If we mentioned the Black Country near Birmingham, you might find yourself thinking of dark, manly things: flat caps and smoky chimneys. Sooty miners and sweat-stained steelworkers. And while it’s true that the deep black seam beneath our feet is what gave the Black Country and Blackheath their name, something greener and gentler is going on right here in the midst of it all. Just off busy Halesowen Street, the West Midlands earth is giving up treasures lusher than coal. At Green Leevs Garden Centre, we find a small oasis; a hub of horticultural wisdom and a blooming centre of the local community. Owner Gary Lee talks family, flowers and finding your passion.
What lead you to set up a Garden Centre in the heart of Blackheath?
“It’s a family affair: the spelling Green Leevs refers to our surname Lee. So the answer to that question is really mum and dad’s story. They were running a successful operation selling plants for offices and things blossomed from there. When a big supermarket opened up in town, they knew there was a huge opportunity from all the extra footfall it would bring. So they set up shop and got cracking. It was soon pretty clear they’d made the right call. We’ve gone from strength to strength.”
So plants are the family passion, not yours?
It’s hard to square this thought with a man who is inclined to deliver breathless monologues on potting, pruning and the rise of garden tech. Gary grins as he answers our question. “True, at first anyway. I was working in the steelworks before I took over and no-one would have called me green fingered. But I came to love gardening quite quickly once I took the reigns. The team here are such experts and so enthusiastic, it was impossible not to get pulled in. Ruth over there has just finished a horticulture degree – there’s not much she doesn’t know”. Gary is referring to a woman watering an enormous elephant ear plant nearby. “She showed me what a mysterious place the world of plants is. There’s so much going on you can’t see. You’re learning their secrets all the time.”
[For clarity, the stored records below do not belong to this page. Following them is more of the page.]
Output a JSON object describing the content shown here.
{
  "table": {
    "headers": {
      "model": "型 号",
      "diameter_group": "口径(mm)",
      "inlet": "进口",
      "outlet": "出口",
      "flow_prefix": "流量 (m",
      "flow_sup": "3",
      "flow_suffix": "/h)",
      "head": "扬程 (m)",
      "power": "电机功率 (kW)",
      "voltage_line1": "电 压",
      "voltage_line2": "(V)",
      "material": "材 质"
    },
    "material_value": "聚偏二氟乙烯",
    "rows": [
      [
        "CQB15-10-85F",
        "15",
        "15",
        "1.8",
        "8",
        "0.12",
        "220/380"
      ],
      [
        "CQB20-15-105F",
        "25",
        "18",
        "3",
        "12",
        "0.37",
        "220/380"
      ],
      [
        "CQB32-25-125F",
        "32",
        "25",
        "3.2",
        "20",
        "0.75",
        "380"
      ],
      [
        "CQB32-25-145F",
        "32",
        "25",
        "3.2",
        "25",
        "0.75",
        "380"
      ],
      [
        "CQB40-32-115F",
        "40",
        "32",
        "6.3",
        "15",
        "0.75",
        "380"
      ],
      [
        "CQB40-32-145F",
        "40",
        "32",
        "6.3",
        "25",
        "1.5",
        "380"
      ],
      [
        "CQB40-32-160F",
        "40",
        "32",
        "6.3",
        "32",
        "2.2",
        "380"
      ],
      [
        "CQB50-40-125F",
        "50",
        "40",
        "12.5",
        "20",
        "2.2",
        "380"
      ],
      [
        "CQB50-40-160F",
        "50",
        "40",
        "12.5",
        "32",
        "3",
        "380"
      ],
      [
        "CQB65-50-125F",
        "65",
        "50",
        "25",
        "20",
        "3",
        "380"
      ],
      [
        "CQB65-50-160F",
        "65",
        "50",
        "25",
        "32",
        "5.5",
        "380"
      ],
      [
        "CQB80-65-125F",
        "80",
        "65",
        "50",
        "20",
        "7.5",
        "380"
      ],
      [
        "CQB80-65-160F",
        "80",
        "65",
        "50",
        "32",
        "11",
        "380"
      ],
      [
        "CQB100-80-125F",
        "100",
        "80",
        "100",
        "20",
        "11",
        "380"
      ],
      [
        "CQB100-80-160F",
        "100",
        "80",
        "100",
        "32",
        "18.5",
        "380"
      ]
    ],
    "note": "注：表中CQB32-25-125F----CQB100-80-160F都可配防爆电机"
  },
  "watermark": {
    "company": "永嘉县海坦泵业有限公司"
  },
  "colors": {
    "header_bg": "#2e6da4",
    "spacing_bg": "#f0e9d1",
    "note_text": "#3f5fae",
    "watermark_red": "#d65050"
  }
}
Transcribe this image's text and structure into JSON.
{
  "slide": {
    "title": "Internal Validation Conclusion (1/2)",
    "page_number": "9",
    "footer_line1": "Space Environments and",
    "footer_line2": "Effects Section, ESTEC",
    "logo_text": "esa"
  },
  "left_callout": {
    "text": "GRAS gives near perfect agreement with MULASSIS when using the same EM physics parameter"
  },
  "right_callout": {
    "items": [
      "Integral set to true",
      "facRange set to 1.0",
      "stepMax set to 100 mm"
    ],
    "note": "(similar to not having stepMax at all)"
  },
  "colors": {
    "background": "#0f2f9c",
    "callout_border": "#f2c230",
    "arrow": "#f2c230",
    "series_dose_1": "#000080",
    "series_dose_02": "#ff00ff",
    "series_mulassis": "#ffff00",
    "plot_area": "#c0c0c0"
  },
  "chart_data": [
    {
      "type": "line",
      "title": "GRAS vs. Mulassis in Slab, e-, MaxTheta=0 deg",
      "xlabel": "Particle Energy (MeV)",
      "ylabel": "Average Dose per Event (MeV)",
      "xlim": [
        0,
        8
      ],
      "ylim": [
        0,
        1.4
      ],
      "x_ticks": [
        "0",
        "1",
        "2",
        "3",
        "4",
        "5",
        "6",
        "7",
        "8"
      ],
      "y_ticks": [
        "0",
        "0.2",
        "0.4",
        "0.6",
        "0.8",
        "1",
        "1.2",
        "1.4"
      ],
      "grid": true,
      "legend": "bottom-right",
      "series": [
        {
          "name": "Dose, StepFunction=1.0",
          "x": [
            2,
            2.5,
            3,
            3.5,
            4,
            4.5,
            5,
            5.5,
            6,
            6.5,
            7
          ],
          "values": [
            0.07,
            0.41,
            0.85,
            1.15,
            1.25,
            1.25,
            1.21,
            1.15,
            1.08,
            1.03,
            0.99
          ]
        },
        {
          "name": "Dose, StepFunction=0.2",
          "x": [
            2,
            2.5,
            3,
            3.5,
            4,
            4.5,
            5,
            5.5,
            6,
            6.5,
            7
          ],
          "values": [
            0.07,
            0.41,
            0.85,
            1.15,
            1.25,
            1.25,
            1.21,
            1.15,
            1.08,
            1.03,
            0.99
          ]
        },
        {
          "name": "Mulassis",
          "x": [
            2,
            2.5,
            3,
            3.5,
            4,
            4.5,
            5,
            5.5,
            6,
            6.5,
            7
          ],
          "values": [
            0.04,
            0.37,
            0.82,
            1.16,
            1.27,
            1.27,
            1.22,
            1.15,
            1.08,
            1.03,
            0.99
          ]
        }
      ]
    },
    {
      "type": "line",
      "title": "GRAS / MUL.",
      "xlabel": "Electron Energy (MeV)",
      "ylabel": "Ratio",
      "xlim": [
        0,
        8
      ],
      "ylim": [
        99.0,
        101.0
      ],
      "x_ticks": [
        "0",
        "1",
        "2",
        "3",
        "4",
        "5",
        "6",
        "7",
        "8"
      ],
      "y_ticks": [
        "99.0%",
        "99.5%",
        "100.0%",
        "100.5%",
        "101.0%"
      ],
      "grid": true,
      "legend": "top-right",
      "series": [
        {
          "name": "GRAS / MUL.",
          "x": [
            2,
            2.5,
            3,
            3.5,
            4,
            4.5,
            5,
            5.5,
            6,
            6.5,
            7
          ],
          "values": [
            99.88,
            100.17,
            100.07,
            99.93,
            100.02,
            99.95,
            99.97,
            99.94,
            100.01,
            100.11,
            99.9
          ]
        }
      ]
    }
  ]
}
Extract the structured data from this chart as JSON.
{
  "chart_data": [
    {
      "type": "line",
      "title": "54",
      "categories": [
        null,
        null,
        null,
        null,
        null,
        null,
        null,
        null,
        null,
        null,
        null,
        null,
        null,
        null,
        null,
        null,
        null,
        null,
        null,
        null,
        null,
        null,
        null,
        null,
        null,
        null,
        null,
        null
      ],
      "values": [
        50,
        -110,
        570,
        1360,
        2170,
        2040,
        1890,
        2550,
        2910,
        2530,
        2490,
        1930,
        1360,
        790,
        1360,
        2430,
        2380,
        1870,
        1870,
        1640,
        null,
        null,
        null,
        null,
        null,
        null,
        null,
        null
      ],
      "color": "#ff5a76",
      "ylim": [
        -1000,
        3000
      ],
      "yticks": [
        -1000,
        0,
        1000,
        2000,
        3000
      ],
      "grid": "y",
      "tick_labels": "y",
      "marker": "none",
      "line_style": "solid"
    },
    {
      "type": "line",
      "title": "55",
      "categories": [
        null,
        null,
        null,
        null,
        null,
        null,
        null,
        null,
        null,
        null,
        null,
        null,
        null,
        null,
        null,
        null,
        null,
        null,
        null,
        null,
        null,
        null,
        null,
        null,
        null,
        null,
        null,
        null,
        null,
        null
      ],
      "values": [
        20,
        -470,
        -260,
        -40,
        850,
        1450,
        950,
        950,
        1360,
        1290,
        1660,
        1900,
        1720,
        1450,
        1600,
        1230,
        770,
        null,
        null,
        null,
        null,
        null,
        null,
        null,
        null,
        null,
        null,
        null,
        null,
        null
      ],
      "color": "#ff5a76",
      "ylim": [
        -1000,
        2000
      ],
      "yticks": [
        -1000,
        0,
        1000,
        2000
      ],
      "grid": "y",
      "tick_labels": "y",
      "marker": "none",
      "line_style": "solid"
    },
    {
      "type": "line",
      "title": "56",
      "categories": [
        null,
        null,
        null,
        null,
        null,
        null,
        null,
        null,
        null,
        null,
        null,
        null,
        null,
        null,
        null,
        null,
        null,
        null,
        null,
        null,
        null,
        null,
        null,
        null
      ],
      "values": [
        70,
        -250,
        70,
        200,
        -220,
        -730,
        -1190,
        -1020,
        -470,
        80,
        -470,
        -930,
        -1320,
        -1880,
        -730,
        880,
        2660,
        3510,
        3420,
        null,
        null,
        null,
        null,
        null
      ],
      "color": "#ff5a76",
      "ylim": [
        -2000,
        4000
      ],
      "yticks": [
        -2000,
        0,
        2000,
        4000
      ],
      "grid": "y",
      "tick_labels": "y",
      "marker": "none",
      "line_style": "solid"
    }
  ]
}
What has been the biggest challenge for you?
“Early on, I’d have to say consistency. I really wanted to take the business to the next stage so I was focused on getting on top of new thinking. This meant a few basic lessons I should have learned from mum and dad were missed. For example, gardening is very cyclical, you have to carry the lessons one season gives you into the next year. So you might learn what bulbs people want one spring, but forget it by the next and have them come in and be disappointed wanting and expecting more of the same.”
You mentioned garden trends. Tell us more.
“I used to think of gardening as traditional: steady and timeless and exempt from the comings and goings of say, fashion or interiors. But I couldn’t have been more wrong.” Gary goes on to tell us about gardening trends and the rise of the #Instagarden. “Gardening has a very visual result and at the same time, more and more young city folk are getting into it: so no wonder plants are very popular on picture-sharing apps like Instagram.” Like any savvy business owner, Gary’s passion is tempered with a good head for business. “You have to look outwards” he says. “You absolutely must stay on top of what people want: what they’re talking about. Social media is fuelling a me-too mindset that creates clear trends fast. That means we need to listen to our customers and realise when something new is worth stocking. I also insist we fill our Facebook page with tips and tricks for beautiful gardens and indoor plants”.
What do you love most about being an independent business?
“Being a part of the community. I dropped Brenda over there at home the other day and she invited me in to see her garden: it was absolutely stunning: a suburban wonderland, and it gave me a warm feeling when she pointed out that it all began with my little seedlings.” As we’ve been chatting, regular customer Brenda has been pottering about, making her weekly selection of plants. She takes her time, examining each one slowly and balancing it on top of her fabric shopping trolley as she does each and every week.
Stacking seedlings nearby is Lee, a young man with learning difficulties who came to Green Leevs as part of a local outreach programme. “One of my nicest, most loyal workers” says Gary. Clearly very much at home in the place, Lee endeared himself to all on the last day of the scheme. “I asked him what he was going to do with himself now it was over and he replied simply: ”I’m going to keep coming in: I like it here.” Eight years on, he’s still part of the family.
Green Leevs is clearly a place with an admirably community-minded approach. As Gary says “There’s more to it than money. If some people use us as nothing more than a place to have a quiet moment, that’s fine by me. That’s the difference between us and a big chain. We’re not just a shop: we’re a knowledge library, a social hub and a part of the community. We supply hanging baskets to some of the pubs and when I spot one in full bloom as I walk by, I feel proud and more connected to my home.”
Speaking of home, do you take your work back with you?
They say chefs never cook off the clock. Can the same be said for gardener centre owners? Gary chuckles and admits our suspicion is true. “I work pretty damn hard, so there’s just no way I’m going to be planting, weeding and pruning when I get home. In fact, we’ve just moved into a place with a smaller garden so I don’t have to!”